Раньше, чтобы защититься от бед, можно было положиться на опыт и бежать от вредных перемен, гремевших за пределами степи. Но теперь из дедовского опыта ничего не следовало, всё менялось столь молниеносно, что даже понимание сути этих изменений не давало никакого преимущества. Требовался дар не понимания, а предсказания, которым осевшие в степи беглецы от мира не обладали. И как при оползне километры почвы отрываются вместе с домами, чтобы уплыть в море, так и наше настоящее оторвалось от прошлого.

Австрийцы устали от войны и знали, что скоро уйдут. Их генералы доверяли колонистам, и в Розенфельд и другие колонии явились инструкторы и повозки, гружённые пулемётами и ружьями. Всех взрослых мужчин, включая патера Рохуса, научили стрелять и держать круговую оборону. С соседями из Нейфрейденталя договорились о связи в случае нападения.
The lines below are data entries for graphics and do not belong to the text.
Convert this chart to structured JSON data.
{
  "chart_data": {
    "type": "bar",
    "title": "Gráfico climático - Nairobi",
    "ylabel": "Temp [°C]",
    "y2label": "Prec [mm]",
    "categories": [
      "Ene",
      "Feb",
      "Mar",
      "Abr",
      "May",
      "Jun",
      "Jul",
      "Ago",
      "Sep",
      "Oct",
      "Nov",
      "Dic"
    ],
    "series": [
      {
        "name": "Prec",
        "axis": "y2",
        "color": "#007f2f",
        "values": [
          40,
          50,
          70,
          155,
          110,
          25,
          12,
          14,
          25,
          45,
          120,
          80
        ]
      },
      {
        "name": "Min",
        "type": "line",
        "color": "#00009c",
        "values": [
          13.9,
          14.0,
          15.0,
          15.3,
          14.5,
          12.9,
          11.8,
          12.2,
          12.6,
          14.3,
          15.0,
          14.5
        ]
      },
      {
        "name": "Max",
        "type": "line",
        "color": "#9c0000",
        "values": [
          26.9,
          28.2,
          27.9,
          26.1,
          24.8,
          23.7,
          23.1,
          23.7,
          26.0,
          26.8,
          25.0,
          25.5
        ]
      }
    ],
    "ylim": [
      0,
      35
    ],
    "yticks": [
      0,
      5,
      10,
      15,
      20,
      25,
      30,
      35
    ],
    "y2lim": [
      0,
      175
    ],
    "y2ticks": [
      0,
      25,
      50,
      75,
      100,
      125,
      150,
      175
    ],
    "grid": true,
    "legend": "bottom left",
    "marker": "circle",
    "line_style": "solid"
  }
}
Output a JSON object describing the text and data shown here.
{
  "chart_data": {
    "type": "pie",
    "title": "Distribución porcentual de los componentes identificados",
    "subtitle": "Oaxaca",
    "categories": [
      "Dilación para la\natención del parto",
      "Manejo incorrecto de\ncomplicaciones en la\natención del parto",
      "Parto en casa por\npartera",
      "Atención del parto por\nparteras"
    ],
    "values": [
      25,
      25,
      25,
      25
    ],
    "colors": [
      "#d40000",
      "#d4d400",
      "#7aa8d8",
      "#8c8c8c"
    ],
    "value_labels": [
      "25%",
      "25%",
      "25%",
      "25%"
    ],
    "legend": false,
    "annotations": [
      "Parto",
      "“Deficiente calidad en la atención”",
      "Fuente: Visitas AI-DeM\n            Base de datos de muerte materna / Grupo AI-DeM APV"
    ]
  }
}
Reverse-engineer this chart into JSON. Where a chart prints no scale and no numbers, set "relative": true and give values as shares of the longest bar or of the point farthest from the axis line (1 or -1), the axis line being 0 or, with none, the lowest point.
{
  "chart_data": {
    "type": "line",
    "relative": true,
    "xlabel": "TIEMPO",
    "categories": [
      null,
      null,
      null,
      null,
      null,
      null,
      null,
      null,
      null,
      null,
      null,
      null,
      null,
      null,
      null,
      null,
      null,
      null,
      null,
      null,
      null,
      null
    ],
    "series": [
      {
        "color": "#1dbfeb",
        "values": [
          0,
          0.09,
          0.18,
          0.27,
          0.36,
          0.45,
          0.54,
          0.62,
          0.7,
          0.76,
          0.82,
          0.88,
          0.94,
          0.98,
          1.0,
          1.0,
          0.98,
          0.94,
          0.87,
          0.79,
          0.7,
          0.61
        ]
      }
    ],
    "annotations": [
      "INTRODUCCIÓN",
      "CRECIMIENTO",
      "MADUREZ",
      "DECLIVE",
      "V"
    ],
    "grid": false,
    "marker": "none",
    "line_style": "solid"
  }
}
Украина выказывала недовольство вооружением колонистов, но деваться ей было некуда. Осенью немцы бросили Киев, и правительство Лизогуба приготовилось обороняться от большевиков. Великая война кончилась миром, но в колониях не спешили радоваться. Австрийцы ушли, и мы остались один на один с большевиками, вновь перехватившими власть в Одессе.

Нам действительно везло: колонии были небольшими и стояли вдали от важных дорог. Ополченцы редко использовали оружие, разве что против залётных банд. Ханс так и не вернулся с войны, а Карл с Катариной Фишер обосновались в Розенфельде. В Одессе же шли бои, и, не дожидаясь осени, отец забрал мои документы из гимназии, рассудив, что безопаснее мне будет доучиться в Нейфрейдентальском училище.

Директор Нольд оказался не таким мучителем, каким мне представлял его брат Карл. Нольд распознал мою любовь к степи и, поскольку программа училища ничего общего с ботаникой не имела, посоветовал единственно возможное: сосредоточиться на химии и поступать в Новороссийский университет, чтобы изучать почвы.

После уроков я возвращался степью, и к выпускному экзамену мою комнату заполнили гербарии. Химия же давалась легко. Вечерами мать садилась на лавку за моей спиной и смотрела, как я выписываю формулы. Она молчала, но я чувствовал, что её взгляд торопит меня.

С почвой тоже всё оказалось просто. Я без труда выучил её виды и, как мне казалось, мог на ощупь отличить лёсс от суглинка. Даже ранней весной было достаточно лечь на землю, ещё мёрзлую, чтобы почувствовать, как прибывают силы. Я обнимал её, и усталость уходила.

Кто бы знал, что именно из степи, моего святилища, явится наваждение. Сначала оно показалось облачком пыли, которое ползло по дороге от Фрилинга, будто к нам ехал клиент отца или из Одессы возвращался аптекарь. Но чем дольше я всматривался в облачко, тем увереннее мне казалось, что это целый поезд, который скользит медянкой в пыли и взбирается на холм.

Я немного выждал, перебежал выше по склону и разглядел всадников и возниц на телегах. Их одежда и посадка в седле выдавали чужаков, и я подумал: вдруг в наших краях блуждает отставшая австрийская кавалерия с фуражирами?

Но нет, это была не кавалерия. Это была рука Господа, выкинувшая меня из колыбели.